What Should the Yankees Prepare to Offer to Yamamoto?

It’s going to take a lot of money to sign Yoshinobu Yamamoto, and before you start saying “thanks, Captain Obvious” (looking at you, Eric), let’s specify what a lot of money means. I first and foremost think that Yamamoto ends up getting north of $200 million, it feels like the natural progression from the $155 million Masahiro Tanaka got a year ago, and the number that just makes sense for all parties involved is $210 million over seven years.

$30 million a year for Yoshinobu Yamamoto is a lot of money, and if the Yankees make this type of deal, they’ll have to commit to being big spenders in the coming years. What the Yankees cannot do is sign Yamamoto, refuse to spend big money for two years following, and then expect that you’ll climb to the top of the American League and stay there. Sure, teams are winning with lesser payrolls, but the Yankees have to spend over some contracts as well. If they aren’t willing to, then the Yankees shouldn’t go out and make this big investment.

I’m with the crowd of fans who believe that the biggest roadblock in signing Yoshinobu Yamamoto is the consistency of Hal Steinbrenner’s spending, as while the COVID-19 pandemic certainly changed things, the Yankees passing on Machado and Harper after acquiring Stanton and then passing on an easy trade for Francisco Lindor and a huge left-handed bat like Corey Seager after signing Gerrit Cole placed an unfair burden on high-priced players that leaves them as the targets for scrutiny over the Yankees’ inability to get the big-time bat they’ve desperately needed.

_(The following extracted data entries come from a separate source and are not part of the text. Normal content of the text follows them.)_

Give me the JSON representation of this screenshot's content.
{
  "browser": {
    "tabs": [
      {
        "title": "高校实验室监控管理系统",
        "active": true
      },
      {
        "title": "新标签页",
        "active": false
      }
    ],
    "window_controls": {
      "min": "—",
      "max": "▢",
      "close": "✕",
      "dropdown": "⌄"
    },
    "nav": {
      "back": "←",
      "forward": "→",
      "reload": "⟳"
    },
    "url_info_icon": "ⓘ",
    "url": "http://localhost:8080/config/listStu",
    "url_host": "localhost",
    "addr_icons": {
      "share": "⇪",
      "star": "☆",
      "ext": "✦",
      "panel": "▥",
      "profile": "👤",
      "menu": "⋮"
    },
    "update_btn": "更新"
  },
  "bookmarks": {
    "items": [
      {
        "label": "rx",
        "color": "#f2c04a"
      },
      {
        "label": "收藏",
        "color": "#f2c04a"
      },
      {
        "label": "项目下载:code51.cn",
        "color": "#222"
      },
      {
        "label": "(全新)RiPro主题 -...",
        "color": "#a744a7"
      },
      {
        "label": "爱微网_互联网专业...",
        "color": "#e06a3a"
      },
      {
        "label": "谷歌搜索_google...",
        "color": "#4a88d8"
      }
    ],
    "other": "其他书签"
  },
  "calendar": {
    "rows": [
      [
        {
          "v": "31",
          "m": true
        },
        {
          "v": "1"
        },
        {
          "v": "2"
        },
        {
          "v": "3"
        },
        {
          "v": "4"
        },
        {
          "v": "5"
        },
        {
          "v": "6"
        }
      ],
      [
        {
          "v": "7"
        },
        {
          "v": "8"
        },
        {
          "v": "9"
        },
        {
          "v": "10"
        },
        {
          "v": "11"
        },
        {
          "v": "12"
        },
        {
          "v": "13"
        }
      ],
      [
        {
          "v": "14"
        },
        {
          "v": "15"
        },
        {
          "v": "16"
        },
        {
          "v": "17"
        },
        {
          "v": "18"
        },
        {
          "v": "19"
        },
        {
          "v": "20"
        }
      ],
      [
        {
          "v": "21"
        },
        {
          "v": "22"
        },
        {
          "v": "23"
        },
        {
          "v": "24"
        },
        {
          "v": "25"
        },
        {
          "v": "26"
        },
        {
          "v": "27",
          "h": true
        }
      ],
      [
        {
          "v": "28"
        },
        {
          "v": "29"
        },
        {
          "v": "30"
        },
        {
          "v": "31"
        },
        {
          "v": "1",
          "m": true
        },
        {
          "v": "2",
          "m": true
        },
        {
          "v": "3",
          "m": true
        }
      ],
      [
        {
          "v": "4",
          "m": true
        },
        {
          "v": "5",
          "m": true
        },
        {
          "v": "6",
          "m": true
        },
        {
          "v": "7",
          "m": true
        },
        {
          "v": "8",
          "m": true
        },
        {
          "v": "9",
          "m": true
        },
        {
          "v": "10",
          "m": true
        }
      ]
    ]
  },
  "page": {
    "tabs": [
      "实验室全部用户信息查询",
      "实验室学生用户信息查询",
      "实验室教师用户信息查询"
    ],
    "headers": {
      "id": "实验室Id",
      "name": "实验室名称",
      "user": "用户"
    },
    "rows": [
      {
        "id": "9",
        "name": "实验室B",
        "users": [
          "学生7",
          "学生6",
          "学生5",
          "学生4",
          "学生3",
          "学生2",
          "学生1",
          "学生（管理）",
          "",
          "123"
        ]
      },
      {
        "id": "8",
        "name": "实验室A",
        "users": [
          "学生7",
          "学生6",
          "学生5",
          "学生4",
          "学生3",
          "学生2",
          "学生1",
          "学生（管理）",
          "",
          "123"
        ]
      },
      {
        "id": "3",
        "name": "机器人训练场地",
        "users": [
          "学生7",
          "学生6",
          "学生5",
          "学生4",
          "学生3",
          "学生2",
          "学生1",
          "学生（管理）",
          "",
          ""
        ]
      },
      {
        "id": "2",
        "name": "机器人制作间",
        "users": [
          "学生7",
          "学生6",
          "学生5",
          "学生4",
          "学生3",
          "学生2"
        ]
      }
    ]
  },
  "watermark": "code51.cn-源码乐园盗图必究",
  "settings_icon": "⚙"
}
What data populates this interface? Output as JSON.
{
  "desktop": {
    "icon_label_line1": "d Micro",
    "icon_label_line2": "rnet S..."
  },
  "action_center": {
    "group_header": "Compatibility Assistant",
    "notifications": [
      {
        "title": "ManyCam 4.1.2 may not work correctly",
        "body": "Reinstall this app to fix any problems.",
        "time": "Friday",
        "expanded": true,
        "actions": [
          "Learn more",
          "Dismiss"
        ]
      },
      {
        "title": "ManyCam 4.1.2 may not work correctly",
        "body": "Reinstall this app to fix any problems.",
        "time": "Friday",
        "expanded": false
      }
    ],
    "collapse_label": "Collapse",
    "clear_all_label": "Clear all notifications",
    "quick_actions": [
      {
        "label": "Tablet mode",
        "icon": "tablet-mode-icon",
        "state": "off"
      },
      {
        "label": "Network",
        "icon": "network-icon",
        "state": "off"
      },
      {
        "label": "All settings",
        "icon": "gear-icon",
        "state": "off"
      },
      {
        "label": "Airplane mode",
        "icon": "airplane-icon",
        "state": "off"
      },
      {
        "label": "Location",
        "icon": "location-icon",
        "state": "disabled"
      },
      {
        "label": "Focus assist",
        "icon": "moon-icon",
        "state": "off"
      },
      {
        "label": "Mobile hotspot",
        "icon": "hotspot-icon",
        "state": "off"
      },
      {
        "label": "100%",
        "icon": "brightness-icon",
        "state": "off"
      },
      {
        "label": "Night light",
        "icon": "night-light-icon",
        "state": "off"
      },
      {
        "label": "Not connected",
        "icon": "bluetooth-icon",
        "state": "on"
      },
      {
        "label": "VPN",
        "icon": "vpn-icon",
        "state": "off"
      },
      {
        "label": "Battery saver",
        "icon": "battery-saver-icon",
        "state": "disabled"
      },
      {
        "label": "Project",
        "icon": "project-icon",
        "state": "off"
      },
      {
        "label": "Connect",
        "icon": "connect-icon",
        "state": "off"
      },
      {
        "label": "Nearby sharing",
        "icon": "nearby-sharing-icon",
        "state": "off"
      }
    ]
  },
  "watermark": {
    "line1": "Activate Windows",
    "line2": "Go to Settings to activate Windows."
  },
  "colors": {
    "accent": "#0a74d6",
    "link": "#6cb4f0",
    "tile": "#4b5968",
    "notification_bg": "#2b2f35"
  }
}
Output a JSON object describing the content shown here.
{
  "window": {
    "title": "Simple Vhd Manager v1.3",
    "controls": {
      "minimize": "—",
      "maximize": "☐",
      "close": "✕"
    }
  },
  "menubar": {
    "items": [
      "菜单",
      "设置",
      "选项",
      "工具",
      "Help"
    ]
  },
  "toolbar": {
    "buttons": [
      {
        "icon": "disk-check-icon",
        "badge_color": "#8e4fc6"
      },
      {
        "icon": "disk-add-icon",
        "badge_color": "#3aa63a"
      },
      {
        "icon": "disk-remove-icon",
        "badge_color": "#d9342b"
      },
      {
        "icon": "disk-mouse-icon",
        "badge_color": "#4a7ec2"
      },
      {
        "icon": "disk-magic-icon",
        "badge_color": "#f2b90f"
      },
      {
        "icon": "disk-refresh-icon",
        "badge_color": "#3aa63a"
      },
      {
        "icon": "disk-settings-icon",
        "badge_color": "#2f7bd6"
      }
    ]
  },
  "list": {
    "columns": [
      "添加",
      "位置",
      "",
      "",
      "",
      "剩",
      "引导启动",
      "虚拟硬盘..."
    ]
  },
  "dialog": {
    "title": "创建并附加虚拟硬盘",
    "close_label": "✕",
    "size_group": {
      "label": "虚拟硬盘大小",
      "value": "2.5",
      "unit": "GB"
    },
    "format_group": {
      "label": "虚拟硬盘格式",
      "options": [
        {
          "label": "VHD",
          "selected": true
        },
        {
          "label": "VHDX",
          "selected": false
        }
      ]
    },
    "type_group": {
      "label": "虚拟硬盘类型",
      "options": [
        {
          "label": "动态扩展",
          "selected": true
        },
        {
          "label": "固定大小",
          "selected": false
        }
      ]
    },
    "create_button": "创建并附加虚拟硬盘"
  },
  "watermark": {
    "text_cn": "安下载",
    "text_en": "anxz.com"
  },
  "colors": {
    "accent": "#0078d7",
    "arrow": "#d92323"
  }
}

If the Yankees continue to spend following the Yamamoto move and spend over guys like Stanton, Hicks, LeMahieu, and Rodon for the right names (like Juan Soto), then this deal isn’t going to be an issue for anybody. If they use a move like this to excuse not signing a bat, they need and fail to win a World Series? Then Yamamoto will likely get unfairly criticized in his tenure by fans and media alike, even if he’s a great starter.

The Yankees can spend over some of their payroll issues, they can build a lineup through their farm and trade, and they can win a World Series with a dominant pitching staff. I believe it’s lazy to boil this down to the Yankees trying to solve their offensive issues with starting pitchers. The Yankees can do both, and this idea that this is an either-or is the mentality that’s taken the Yankees from the brightest young future in baseball in 2017 to a team that’s currently trying to find themselves again.

A Gerrit Cole and Yoshinobu Yamamoto duo would immediately become one of the best in the league, and when you throw in Rodon and Cortes with Michael King or Clarke Schmidt as the fifth starter, it could be incredible. The depth is remarkable as well, with Drew Thorpe, Will Warren, Jhony Brito, Clayton Beeter, and Randy Vasquez as guys who can give them starts as well. Their bullpen is promising as well for 2024, and it could be one of the best pitching staffs in baseball.

It’ll also require them to show something they’ve dabbled in at times (especially as of late), and that’s making gutsy calls and aggressive benchings to make sure their young talent shines through. Yoshinobu Yamamoto makes sense for any team in the sport, especially a Yankee rotation that ranks in the bottom half of baseball in innings pitched, ERA-, and fWAR. A 25-year-old ace is going to be available, and the Yankees are publicly very interested. And while it doesn’t help the offense, it does make your team that much better while making it easier to trade some young pitching for bats.